Headline.co.id, Belitung ~ Polda Kepulauan Bangka Belitung telah menyelesaikan penyidikan kasus pengoplosan gas elpiji bersubsidi dan menyerahkan dua tersangka ke Kejaksaan Tinggi Bangka Belitung. Kedua tersangka, yang berinisial JA alias Cak Din (53) dan AN alias Doni (47), dilimpahkan setelah berkas perkara dinyatakan lengkap atau P21. Kombes Pol. Fauzan Sukmawansyah, Kabid Humas Polda Bangka Belitung, mengonfirmasi bahwa pelimpahan tahap II dilakukan pada Senin (5/1).
Selain kedua tersangka, penyidik Subdit I Indagsi Ditreskrimsus Polda Babel juga menyerahkan barang bukti kepada Jaksa Penuntut Umum. Barang bukti tersebut meliputi dua unit mobil, ratusan tabung gas elpiji subsidi dan non-subsidi, serta peralatan yang digunakan untuk pengoplosan gas. Fauzan menjelaskan bahwa pelimpahan ini merupakan bagian dari proses hukum yang diharapkan segera berlanjut ke pengadilan agar para tersangka dapat mempertanggungjawabkan perbuatannya.
Kasus ini terungkap setelah praktik pengoplosan gas elpiji subsidi ukuran tiga kilogram ke tabung non-subsidi ukuran 5,5 kilogram dan 12 kilogram ditemukan di sebuah gudang di Desa Terak, Kabupaten Bangka Tengah, pada awal November 2025. Dalam pengungkapan tersebut, polisi menyita dua unit kendaraan dan ratusan tabung gas elpiji berbagai ukuran serta alat penyuntikan pemindahan isi tabung gas, dan menetapkan dua orang sebagai tersangka.

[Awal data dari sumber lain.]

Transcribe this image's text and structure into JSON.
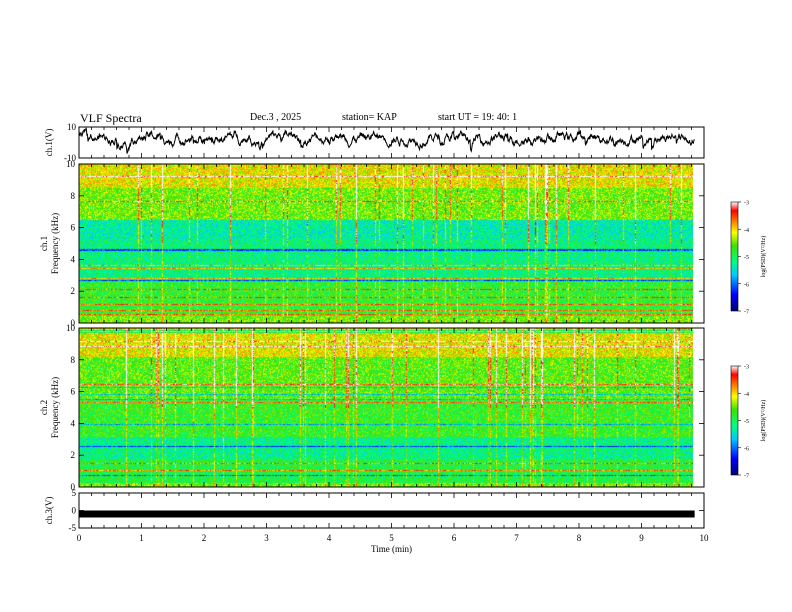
{
  "header": {
    "title": "VLF Spectra",
    "date": "Dec.3 , 2025",
    "station": "station= KAP",
    "start": "start UT = 19: 40: 1"
  },
  "chart_data": [
    {
      "type": "line",
      "name": "ch1-waveform",
      "ylabel": "ch.1(V)",
      "ylim": [
        -10,
        10
      ],
      "yticks": [
        "10",
        "-10"
      ],
      "xlim": [
        0,
        10
      ],
      "note": "continuous noisy waveform, mostly between about -3 and 10 V"
    },
    {
      "type": "heatmap",
      "name": "ch1-spectrogram",
      "ylabel": "ch.1 Frequency (kHz)",
      "ylim": [
        0,
        10
      ],
      "yticks": [
        "0",
        "2",
        "4",
        "6",
        "8",
        "10"
      ],
      "xlim": [
        0,
        10
      ],
      "colorbar": {
        "label": "log(PSD)(V²/Hz)",
        "range": [
          -7,
          -3
        ],
        "ticks": [
          "-3",
          "-4",
          "-5",
          "-6",
          "-7"
        ]
      }
    },
    {
      "type": "heatmap",
      "name": "ch2-spectrogram",
      "ylabel": "ch.2 Frequency (kHz)",
      "ylim": [
        0,
        10
      ],
      "yticks": [
        "0",
        "2",
        "4",
        "6",
        "8",
        "10"
      ],
      "xlim": [
        0,
        10
      ],
      "colorbar": {
        "label": "log(PSD)(V²/Hz)",
        "range": [
          -7,
          -3
        ],
        "ticks": [
          "-3",
          "-4",
          "-5",
          "-6",
          "-7"
        ]
      }
    },
    {
      "type": "line",
      "name": "ch3-waveform",
      "ylabel": "ch.3(V)",
      "ylim": [
        -5,
        5
      ],
      "yticks": [
        "5",
        "0",
        "-5"
      ],
      "xlim": [
        0,
        10
      ],
      "note": "flat thick trace near -1 V"
    }
  ],
  "xaxis": {
    "label": "Time (min)",
    "ticks": [
      "0",
      "1",
      "2",
      "3",
      "4",
      "5",
      "6",
      "7",
      "8",
      "9",
      "10"
    ]
  },
  "colors": {
    "ramp": [
      "#00006a",
      "#0000ff",
      "#00c8ff",
      "#00ff80",
      "#40e000",
      "#ffff00",
      "#ff8000",
      "#ff0000",
      "#ffffff"
    ]
  }
}
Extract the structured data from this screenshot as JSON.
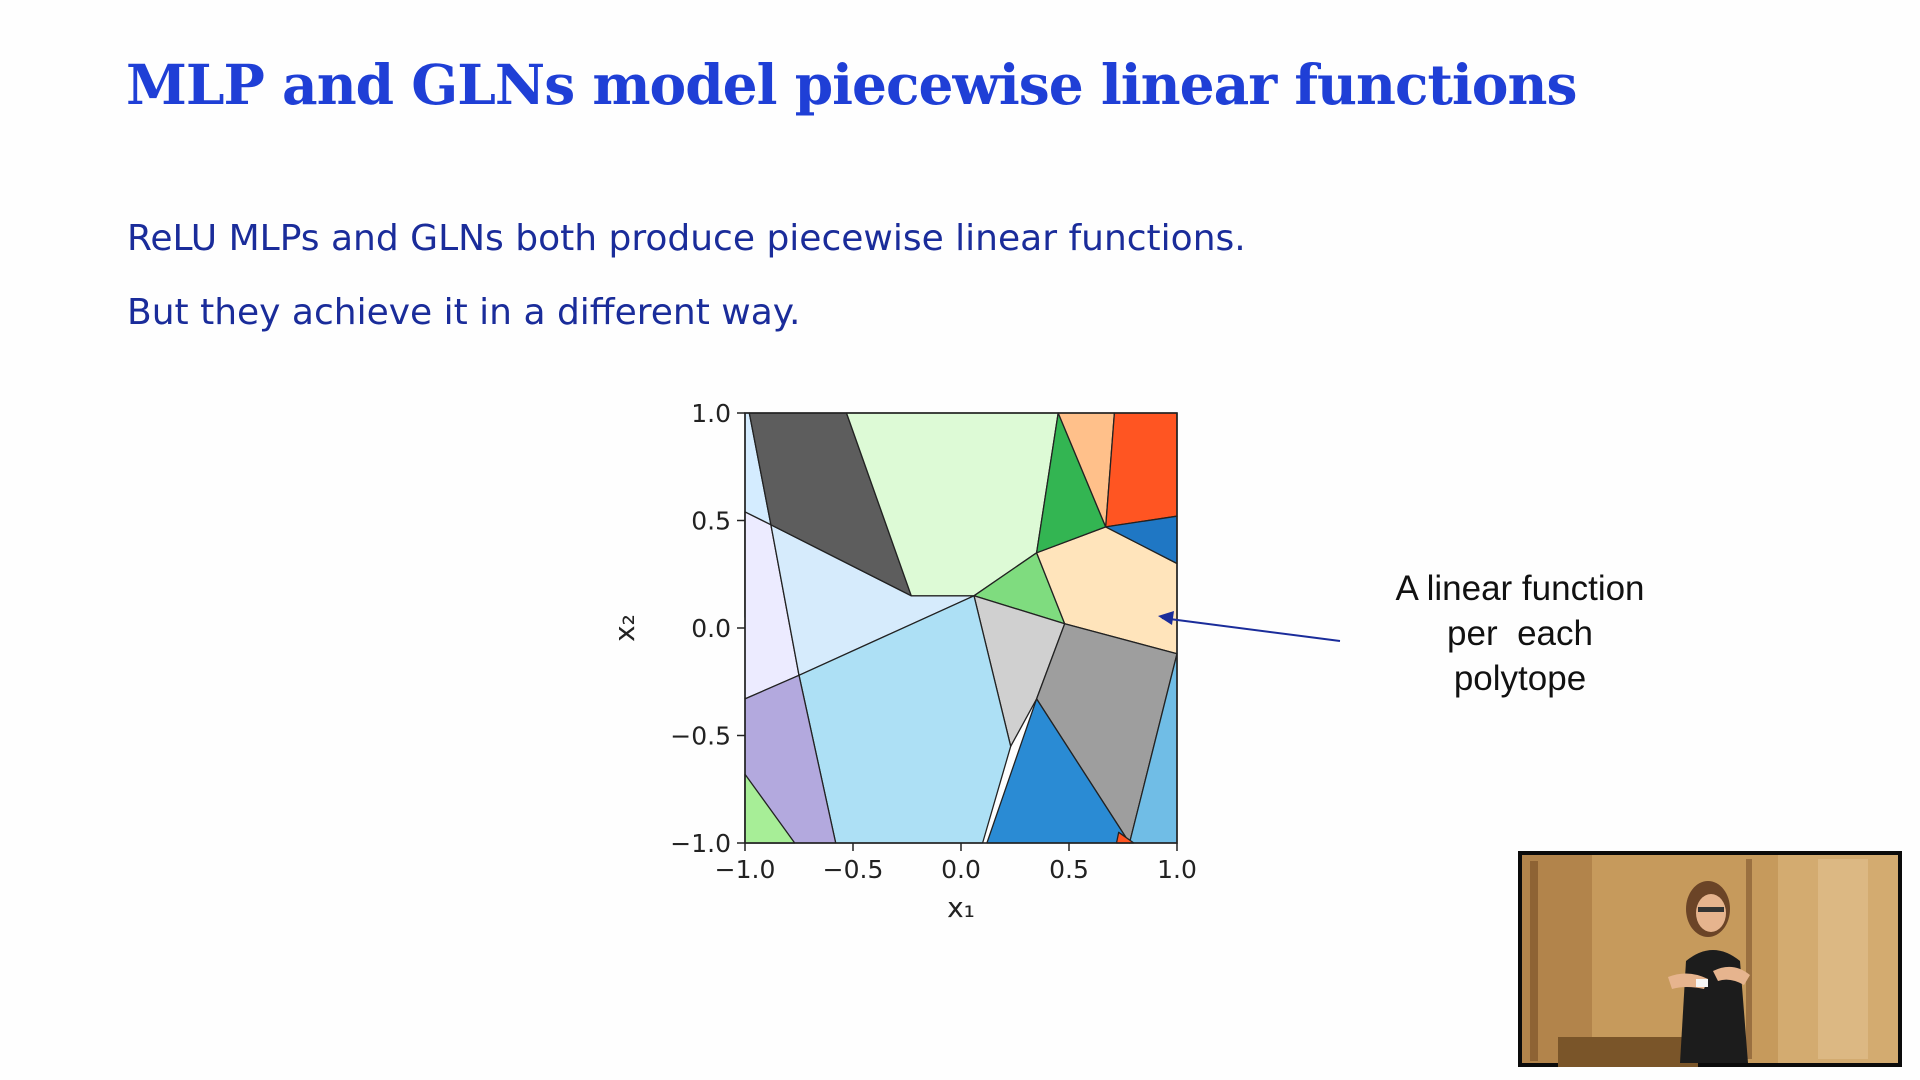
{
  "slide": {
    "title": "MLP and GLNs model piecewise linear functions",
    "bullets": [
      "ReLU MLPs and GLNs both produce piecewise linear functions.",
      "But they achieve it in a different way."
    ],
    "callout": [
      "A linear function",
      "per  each",
      "polytope"
    ]
  },
  "chart_data": {
    "type": "heatmap",
    "title": "",
    "xlabel": "x₁",
    "ylabel": "x₂",
    "xlim": [
      -1.0,
      1.0
    ],
    "ylim": [
      -1.0,
      1.0
    ],
    "xticks": [
      "−1.0",
      "−0.5",
      "0.0",
      "0.5",
      "1.0"
    ],
    "yticks": [
      "1.0",
      "0.5",
      "0.0",
      "−0.5",
      "−1.0"
    ],
    "grid": false,
    "legend": "none",
    "regions": [
      {
        "color": "#d4ecff",
        "points": [
          [
            -1,
            0.54
          ],
          [
            -0.23,
            0.15
          ],
          [
            -1,
            0.05
          ]
        ]
      },
      {
        "color": "#d4ecff",
        "points": [
          [
            -1,
            1
          ],
          [
            -0.98,
            1
          ],
          [
            -0.88,
            0.48
          ],
          [
            -1,
            0.54
          ]
        ]
      },
      {
        "color": "#ecebff",
        "points": [
          [
            -1,
            0.54
          ],
          [
            -0.88,
            0.48
          ],
          [
            -0.75,
            -0.22
          ],
          [
            -1,
            -0.33
          ]
        ]
      },
      {
        "color": "#d6ebfc",
        "points": [
          [
            -0.88,
            0.48
          ],
          [
            -0.23,
            0.15
          ],
          [
            0.06,
            0.15
          ],
          [
            -0.75,
            -0.22
          ]
        ]
      },
      {
        "color": "#5d5d5d",
        "points": [
          [
            -0.98,
            1
          ],
          [
            -0.53,
            1
          ],
          [
            -0.23,
            0.15
          ],
          [
            -0.88,
            0.48
          ]
        ]
      },
      {
        "color": "#ddfad6",
        "points": [
          [
            -0.53,
            1
          ],
          [
            0.45,
            1
          ],
          [
            0.35,
            0.35
          ],
          [
            0.06,
            0.15
          ],
          [
            -0.23,
            0.15
          ]
        ]
      },
      {
        "color": "#7fdc7f",
        "points": [
          [
            0.06,
            0.15
          ],
          [
            0.35,
            0.35
          ],
          [
            0.48,
            0.02
          ]
        ]
      },
      {
        "color": "#ffe4bb",
        "points": [
          [
            0.35,
            0.35
          ],
          [
            0.67,
            0.47
          ],
          [
            1,
            0.3
          ],
          [
            1,
            -0.12
          ],
          [
            0.48,
            0.02
          ]
        ]
      },
      {
        "color": "#33b552",
        "points": [
          [
            0.45,
            1
          ],
          [
            0.67,
            0.47
          ],
          [
            0.35,
            0.35
          ]
        ]
      },
      {
        "color": "#ffc08a",
        "points": [
          [
            0.45,
            1
          ],
          [
            0.71,
            1
          ],
          [
            0.67,
            0.47
          ]
        ]
      },
      {
        "color": "#ff5522",
        "points": [
          [
            0.71,
            1
          ],
          [
            1,
            1
          ],
          [
            1,
            0.52
          ],
          [
            0.67,
            0.47
          ]
        ]
      },
      {
        "color": "#1f77c4",
        "points": [
          [
            0.67,
            0.47
          ],
          [
            1,
            0.52
          ],
          [
            1,
            0.3
          ]
        ]
      },
      {
        "color": "#d0d0d0",
        "points": [
          [
            0.06,
            0.15
          ],
          [
            0.48,
            0.02
          ],
          [
            0.35,
            -0.33
          ],
          [
            0.23,
            -0.55
          ]
        ]
      },
      {
        "color": "#9e9e9e",
        "points": [
          [
            0.48,
            0.02
          ],
          [
            1,
            -0.12
          ],
          [
            0.78,
            -1
          ],
          [
            0.35,
            -0.33
          ]
        ]
      },
      {
        "color": "#ade0f5",
        "points": [
          [
            0.06,
            0.15
          ],
          [
            0.23,
            -0.55
          ],
          [
            0.1,
            -1
          ],
          [
            -0.58,
            -1
          ],
          [
            -0.75,
            -0.22
          ]
        ]
      },
      {
        "color": "#b3a9de",
        "points": [
          [
            -1,
            -0.33
          ],
          [
            -0.75,
            -0.22
          ],
          [
            -0.58,
            -1
          ],
          [
            -1,
            -1
          ]
        ]
      },
      {
        "color": "#a7ee97",
        "points": [
          [
            -1,
            -0.68
          ],
          [
            -0.77,
            -1
          ],
          [
            -1,
            -1
          ]
        ]
      },
      {
        "color": "#2a8bd4",
        "points": [
          [
            0.35,
            -0.33
          ],
          [
            0.78,
            -1
          ],
          [
            0.12,
            -1
          ]
        ]
      },
      {
        "color": "#70bde6",
        "points": [
          [
            1,
            -0.12
          ],
          [
            1,
            -1
          ],
          [
            0.78,
            -1
          ]
        ]
      },
      {
        "color": "#ff5522",
        "points": [
          [
            0.73,
            -0.95
          ],
          [
            0.8,
            -1
          ],
          [
            0.72,
            -1
          ]
        ]
      }
    ]
  }
}
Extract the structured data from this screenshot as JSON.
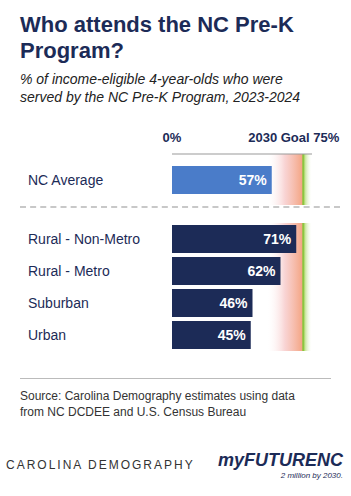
{
  "chart_data": {
    "type": "bar",
    "orientation": "horizontal",
    "title": "Who attends the NC Pre-K Program?",
    "subtitle": "% of income-eligible 4-year-olds who were served by the NC Pre-K Program, 2023-2024",
    "categories": [
      "NC Average",
      "Rural - Non-Metro",
      "Rural - Metro",
      "Suburban",
      "Urban"
    ],
    "values": [
      57,
      71,
      62,
      46,
      45
    ],
    "value_labels": [
      "57%",
      "71%",
      "62%",
      "46%",
      "45%"
    ],
    "colors": [
      "#4a7cc9",
      "#1c2b57",
      "#1c2b57",
      "#1c2b57",
      "#1c2b57"
    ],
    "xlim": [
      0,
      80
    ],
    "xticks": [
      {
        "value": 0,
        "label": "0%"
      },
      {
        "value": 75,
        "label": "2030 Goal 75%"
      }
    ],
    "data_labels": true,
    "grid": false,
    "source": "Source: Carolina Demography estimates using data from NC DCDEE and U.S. Census Bureau",
    "annotations": [
      "CAROLINA DEMOGRAPHY",
      "myFUTURENC",
      "2 million by 2030."
    ]
  }
}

Fauzan menegaskan bahwa tindakan ini menunjukkan komitmen Kapolda Bangka Belitung Irjen Pol Viktor Sihombing dalam memberantas praktik ilegal pengoplosan gas elpiji bersubsidi yang merugikan masyarakat. “Kapolda memerintahkan jajarannya untuk menindaklanjuti setiap keluhan masyarakat, terutama terkait kelangkaan elpiji bersubsidi,” ujarnya.